There’s a way to read the interaction between Jesus and Nicodemus that way, I think. When I read their interaction, I get the sense that Nicodemus was an established authority with a lot of clout in the system who was approaching Jesus with respect and openness, and Jesus took the opportunity to score some points. (Or, perhaps it is better to say that the Gospel of John took the opportunity, since Jesus wasn’t the one who published the conversation). The way the conversation is reported, Jesus wasn’t talking like someone who was trying to be understood. He wasn’t clarifying the confusing parts of his language, and he wasn’t responding to Nicodemus’ responses with helpful additions. Instead, he let Nicodemus ask a few clarifying questions, declined to be more clear in response, and stuck to his unclear language to the end. Jesus comes across as a bit of a troll here, I think, and he’s engaging in what teenagers (who always have the best words for things) would call aura farming. He’s trying to improve his own status and appearance by staging an inauthentic interaction with an expert. Or—at least—the Gospel of John is doing that on Jesus’ behalf.

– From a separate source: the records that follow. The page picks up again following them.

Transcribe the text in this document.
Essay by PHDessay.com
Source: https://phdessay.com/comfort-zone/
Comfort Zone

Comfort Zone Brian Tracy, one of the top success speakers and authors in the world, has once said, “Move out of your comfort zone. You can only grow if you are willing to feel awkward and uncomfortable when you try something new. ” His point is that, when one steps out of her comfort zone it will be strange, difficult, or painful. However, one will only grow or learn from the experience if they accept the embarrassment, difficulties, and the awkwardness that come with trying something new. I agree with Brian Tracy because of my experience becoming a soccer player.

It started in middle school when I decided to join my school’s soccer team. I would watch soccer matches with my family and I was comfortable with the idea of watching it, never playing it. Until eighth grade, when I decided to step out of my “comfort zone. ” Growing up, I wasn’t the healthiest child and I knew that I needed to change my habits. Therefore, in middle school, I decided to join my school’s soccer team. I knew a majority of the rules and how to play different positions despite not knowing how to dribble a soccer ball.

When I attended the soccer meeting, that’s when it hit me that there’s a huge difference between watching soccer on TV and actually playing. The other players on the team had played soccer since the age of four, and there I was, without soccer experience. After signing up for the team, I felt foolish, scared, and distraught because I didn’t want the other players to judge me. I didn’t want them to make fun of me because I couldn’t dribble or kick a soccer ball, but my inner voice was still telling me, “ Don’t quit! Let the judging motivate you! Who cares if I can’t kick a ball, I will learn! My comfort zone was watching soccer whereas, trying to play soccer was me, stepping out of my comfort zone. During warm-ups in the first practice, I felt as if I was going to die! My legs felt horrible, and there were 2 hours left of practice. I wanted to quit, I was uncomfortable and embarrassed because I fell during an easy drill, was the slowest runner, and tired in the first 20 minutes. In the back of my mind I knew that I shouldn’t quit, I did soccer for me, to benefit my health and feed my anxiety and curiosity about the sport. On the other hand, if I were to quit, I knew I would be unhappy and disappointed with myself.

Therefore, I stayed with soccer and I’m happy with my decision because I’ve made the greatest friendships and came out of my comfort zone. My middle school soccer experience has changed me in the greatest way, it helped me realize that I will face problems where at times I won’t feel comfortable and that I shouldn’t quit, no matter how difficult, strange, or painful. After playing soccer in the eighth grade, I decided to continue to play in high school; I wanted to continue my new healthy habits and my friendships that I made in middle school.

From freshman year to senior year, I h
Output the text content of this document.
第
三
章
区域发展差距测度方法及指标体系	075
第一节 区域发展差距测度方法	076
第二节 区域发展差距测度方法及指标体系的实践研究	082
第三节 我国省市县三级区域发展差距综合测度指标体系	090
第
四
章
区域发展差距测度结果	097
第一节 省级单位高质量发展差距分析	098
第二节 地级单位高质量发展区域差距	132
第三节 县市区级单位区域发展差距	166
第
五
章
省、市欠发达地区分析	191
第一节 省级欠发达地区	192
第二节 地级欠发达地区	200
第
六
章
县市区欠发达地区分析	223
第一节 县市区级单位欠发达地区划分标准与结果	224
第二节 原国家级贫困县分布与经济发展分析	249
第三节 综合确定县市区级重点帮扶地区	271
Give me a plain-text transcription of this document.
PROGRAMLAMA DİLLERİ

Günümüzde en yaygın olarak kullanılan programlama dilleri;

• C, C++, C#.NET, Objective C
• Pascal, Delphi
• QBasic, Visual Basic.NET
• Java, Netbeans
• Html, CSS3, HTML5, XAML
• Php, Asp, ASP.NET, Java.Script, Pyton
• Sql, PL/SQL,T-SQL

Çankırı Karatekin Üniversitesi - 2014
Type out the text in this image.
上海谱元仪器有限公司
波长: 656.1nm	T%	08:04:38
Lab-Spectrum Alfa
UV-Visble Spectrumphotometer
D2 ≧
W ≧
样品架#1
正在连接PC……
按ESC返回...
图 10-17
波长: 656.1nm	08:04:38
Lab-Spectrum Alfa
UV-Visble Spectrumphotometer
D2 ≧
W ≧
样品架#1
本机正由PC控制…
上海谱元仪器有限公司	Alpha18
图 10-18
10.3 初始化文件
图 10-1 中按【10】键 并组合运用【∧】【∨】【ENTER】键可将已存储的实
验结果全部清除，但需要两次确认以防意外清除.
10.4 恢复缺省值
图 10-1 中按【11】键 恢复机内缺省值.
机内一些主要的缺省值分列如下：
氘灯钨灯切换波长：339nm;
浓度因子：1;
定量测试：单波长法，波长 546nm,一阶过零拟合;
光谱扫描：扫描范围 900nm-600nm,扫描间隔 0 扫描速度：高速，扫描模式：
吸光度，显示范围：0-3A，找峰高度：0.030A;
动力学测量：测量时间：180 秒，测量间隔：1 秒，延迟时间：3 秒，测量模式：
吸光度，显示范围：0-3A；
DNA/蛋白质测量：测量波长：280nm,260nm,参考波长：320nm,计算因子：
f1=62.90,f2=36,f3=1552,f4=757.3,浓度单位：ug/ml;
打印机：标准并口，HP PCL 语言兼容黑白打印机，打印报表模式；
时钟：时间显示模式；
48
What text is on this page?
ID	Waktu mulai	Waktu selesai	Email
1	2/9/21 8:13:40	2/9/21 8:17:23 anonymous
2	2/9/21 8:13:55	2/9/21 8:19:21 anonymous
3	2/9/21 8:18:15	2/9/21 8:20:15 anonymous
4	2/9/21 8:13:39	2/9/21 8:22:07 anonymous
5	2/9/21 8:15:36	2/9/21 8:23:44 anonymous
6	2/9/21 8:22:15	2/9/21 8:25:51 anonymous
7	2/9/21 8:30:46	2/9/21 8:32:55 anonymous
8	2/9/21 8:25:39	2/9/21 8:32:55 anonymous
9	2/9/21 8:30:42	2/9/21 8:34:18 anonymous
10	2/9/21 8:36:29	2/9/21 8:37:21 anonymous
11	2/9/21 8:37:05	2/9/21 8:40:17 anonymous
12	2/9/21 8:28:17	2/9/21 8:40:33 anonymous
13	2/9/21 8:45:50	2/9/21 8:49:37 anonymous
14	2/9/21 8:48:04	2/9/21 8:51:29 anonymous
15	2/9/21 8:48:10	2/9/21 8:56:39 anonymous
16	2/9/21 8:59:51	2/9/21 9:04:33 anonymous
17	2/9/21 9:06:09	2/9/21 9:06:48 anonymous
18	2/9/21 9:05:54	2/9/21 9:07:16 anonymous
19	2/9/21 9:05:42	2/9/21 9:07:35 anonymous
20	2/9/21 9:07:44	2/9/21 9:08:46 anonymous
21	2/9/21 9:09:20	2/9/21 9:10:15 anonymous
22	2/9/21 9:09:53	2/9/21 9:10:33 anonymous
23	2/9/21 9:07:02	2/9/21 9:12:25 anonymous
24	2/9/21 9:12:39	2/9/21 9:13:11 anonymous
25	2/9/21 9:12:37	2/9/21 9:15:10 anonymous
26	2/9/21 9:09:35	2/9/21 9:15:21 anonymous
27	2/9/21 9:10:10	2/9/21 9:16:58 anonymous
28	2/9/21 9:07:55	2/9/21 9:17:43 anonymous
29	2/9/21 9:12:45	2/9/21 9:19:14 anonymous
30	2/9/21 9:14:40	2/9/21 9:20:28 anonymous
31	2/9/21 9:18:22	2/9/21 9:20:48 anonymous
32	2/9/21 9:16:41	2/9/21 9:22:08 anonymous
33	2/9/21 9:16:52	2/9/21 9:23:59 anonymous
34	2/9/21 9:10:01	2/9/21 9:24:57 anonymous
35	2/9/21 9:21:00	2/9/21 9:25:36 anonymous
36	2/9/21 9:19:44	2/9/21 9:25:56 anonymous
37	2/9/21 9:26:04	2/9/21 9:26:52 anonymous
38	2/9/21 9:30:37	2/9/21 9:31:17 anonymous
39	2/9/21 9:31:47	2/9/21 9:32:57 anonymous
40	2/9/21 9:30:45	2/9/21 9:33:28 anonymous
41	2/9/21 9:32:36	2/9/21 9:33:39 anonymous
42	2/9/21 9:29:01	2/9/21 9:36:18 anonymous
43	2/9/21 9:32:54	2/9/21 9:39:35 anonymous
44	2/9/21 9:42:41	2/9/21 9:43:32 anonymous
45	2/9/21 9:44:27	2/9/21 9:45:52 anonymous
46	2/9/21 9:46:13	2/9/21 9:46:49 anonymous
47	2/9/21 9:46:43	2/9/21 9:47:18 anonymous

It was an effective strategy, because 2000 years later Christians are still reading this passage as evidence of Jesus’ superiority over Jewish teachers like Nicodemus. Twenty centuries on, we still hear sermons about how dense Nicodemus was, and how much more brilliant Jesus was by comparison. But we don’t very often pause to notice how the whole interaction was staged to make us come to that precise conclusion, and how its placement in the Gospel of John was never meant to give Nicodemus a fair chance. The whole conversation was a setup, designed to let Jesus show off his brilliance, like a rookie dunking on an All-Star in his first time on the court.
We will see a different version of this same dynamic next week, when the story of the Samaritan woman at the well will be the gospel reading for the third Sunday of Lent. The framing of the story will look a little different there, but the same dynamics pertain: that story too is a story designed start to finish to make Jesus look wise. There, too, the structure is designed to prove Jesus’ superiority over someone else and all the people they represent. We will look more closely at that story next week, but for now, as you encounter the story of Nicodemus and Jesus this week, pay attention, and ask yourself: is Jesus trying to be understood in this story, or is he trying to score some points?

Thanks for some new and solid direction on this story.